The longer the war lasted the greater the strain on the social and political structure of the city became. The middle class envied the working class which was able to succeed with their strikes in getting higher wages and better working conditions. Social Democracy, earlier the outcast of the political system, was absolutely needed to regulate social conflicts and to bring the strikes to an end. Military officers succeeded in enforcing the militarization of many parts of the industry (esp. the munitions industry) and in extending the emergency laws. The masses had to accept that war profiteers could flaunt their new wealth in public. Small shopkeepers and big exponents of the financial industry alike experienced that breaking or bending laws resulted in court proceedings and that the newspapers pilloried them.
The First World War disrupted wage and income structures and destroyed traditional living conditions. Particularly affected were the recipients of fixed wages: civil servants and employees. Their wages did not keep pace with rising prices (the cost of living index in July 1914 was at 100, in November 1918 at 1,640). Many shopkeepers closed their stores due to a lack of goods. Home owners, a large group, had to accept income losses caused by rent control measures. The traditional clientele of the Christian Social Party felt betrayed by their party leadership. It was one of the paradoxes of the war that the most patriotic groups had to bear the most significant decrease in their economic status and that in the war for survival they were forced to accept poor living conditions (war kitchen, one kitchen house, dependence on social benefits, no summer vacations in the country side) that were contrary to their professional privileges. The war functioned as a big equalizer. The distinction between the middle and the working classes vanished. The middle classes could no longer afford to employ service personnel. Many middle class families had to move into smaller apartments.
The beginning of the war confirmed traditional gender divisions. As the soldiers went to war as „heroes“, women were eager to send gift parcels (“Liebesgaben”) to the soldiers on the front. Women were assigned to work in the emergency services for wounded soldiers. The Women’s Movement mobilized the population to tackle the difficult situation at the home front. As the war industries absorbed all available personnel, more and more women started to work in male professions. The use of female service providers in farming and nursing was extended to many other sectors. The public was surprised to see newly hired tramway conductresses, waitresses, coachwomen, and female civil servants. Thousands of women were needed in the munitions industries. The authorities discussed the introduction of a mandatory “work service” for women, analogous to mandatory “war service”, i.e., conscription for men. Shortly before the end of the war, up to 50,000 „female auxiliaries“ (weibliche Hilfskräfte im Felde) were working for the Habsburg army.
Did war contribute to women’s emancipation?
However, women were supposed to only temporarily replace men in these positions. They received less pay and their newly acquired positions at work and at home were not to extend beyond the war.
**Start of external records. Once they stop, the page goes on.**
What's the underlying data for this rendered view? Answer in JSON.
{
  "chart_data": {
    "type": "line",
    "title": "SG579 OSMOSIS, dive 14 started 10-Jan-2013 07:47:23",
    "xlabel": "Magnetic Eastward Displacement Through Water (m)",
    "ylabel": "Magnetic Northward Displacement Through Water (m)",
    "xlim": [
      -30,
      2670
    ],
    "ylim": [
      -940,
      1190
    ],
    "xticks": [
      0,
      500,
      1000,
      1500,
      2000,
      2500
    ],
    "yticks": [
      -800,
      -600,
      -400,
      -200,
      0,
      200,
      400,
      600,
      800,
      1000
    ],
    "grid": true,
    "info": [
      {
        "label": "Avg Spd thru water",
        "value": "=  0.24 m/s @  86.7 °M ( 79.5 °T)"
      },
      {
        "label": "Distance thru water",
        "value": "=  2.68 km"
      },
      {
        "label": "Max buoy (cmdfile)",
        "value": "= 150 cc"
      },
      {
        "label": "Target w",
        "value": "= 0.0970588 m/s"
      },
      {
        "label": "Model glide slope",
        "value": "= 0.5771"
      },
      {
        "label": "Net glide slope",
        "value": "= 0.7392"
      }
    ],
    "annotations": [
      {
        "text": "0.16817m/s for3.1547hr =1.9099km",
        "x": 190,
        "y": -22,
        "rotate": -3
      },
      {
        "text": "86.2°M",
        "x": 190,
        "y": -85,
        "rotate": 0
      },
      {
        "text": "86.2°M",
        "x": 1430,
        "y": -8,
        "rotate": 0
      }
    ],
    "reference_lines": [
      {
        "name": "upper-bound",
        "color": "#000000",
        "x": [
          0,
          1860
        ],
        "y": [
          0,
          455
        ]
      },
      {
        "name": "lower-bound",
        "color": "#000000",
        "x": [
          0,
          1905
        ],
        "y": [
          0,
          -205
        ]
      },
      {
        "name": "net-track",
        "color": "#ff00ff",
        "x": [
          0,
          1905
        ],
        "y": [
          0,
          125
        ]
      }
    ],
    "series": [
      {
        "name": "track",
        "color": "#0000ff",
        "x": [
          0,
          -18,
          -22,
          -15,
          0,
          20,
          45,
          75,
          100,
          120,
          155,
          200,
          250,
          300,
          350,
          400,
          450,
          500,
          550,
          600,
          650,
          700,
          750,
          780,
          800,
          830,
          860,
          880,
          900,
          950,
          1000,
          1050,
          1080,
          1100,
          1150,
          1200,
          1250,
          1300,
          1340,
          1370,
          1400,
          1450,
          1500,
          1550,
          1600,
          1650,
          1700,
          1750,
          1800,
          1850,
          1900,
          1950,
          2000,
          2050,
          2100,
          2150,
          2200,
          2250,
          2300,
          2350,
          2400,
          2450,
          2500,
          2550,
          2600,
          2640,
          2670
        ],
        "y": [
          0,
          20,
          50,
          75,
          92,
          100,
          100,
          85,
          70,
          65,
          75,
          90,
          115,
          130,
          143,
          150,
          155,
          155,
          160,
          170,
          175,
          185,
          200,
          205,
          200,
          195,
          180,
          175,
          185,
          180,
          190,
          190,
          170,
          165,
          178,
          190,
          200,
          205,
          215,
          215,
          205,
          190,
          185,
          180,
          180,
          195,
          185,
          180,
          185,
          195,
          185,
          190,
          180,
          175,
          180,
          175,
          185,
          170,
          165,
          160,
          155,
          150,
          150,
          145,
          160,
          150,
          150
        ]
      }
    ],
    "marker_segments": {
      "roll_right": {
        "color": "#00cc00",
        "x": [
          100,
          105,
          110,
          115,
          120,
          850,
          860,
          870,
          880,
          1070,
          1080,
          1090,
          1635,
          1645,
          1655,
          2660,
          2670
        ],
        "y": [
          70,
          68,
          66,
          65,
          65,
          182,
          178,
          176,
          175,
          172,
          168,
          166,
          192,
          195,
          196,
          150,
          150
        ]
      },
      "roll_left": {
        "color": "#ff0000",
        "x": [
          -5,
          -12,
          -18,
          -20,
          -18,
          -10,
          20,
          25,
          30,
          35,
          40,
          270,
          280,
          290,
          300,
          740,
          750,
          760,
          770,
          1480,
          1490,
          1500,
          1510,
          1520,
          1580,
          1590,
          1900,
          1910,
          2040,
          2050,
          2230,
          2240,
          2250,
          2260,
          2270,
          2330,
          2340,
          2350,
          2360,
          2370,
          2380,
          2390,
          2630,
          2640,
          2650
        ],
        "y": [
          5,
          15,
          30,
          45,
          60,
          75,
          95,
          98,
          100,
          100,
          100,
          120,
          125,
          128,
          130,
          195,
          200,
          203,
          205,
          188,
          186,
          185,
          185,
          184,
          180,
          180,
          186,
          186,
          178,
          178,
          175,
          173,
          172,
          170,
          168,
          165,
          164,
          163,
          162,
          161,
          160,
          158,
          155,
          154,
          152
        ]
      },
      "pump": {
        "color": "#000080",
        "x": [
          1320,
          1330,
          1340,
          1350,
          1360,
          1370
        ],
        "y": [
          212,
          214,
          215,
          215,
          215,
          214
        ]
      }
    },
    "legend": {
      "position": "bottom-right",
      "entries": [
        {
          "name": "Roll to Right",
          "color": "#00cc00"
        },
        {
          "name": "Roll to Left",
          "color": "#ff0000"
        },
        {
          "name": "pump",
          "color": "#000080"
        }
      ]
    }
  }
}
However, many things did change. By the end of the war, women’s suffrage was introduced; the traditional paternalistic citizenship law was seen as a problem requiring new rules and regulation. The question to what extent the war had contributed to the emancipation of women is a matter of discussion in historiography.
At the beginning of war, married women received subsidy payments for themselves and their children, but these payments lost their value with inflation. The supply crisis brought women in opposition to the city administration, the government and the war. For women, the battle field was the daily experience of queuing up in front of shops and market places. They had to fight for food under extreme conditions to feed their children and relatives. Many women experienced working in the military industries under a military regime for low wages. Women of the lower classes were the instigators of hunger riots and strikes. Regarding themselves as war victims, they had caught the revolutionary fervor. Their physical condition was poor. In addition to the general exhaustion, ten thousands of women were affected by tuberculosis. The reports of the Viennese police clearly express the mood among women. Women’s deep despair was the breeding ground for aggression and revolutionary climate. The longer the war negatively impacted living conditions the less women were ready to accept those conditions. They were no longer willing to “persevere”.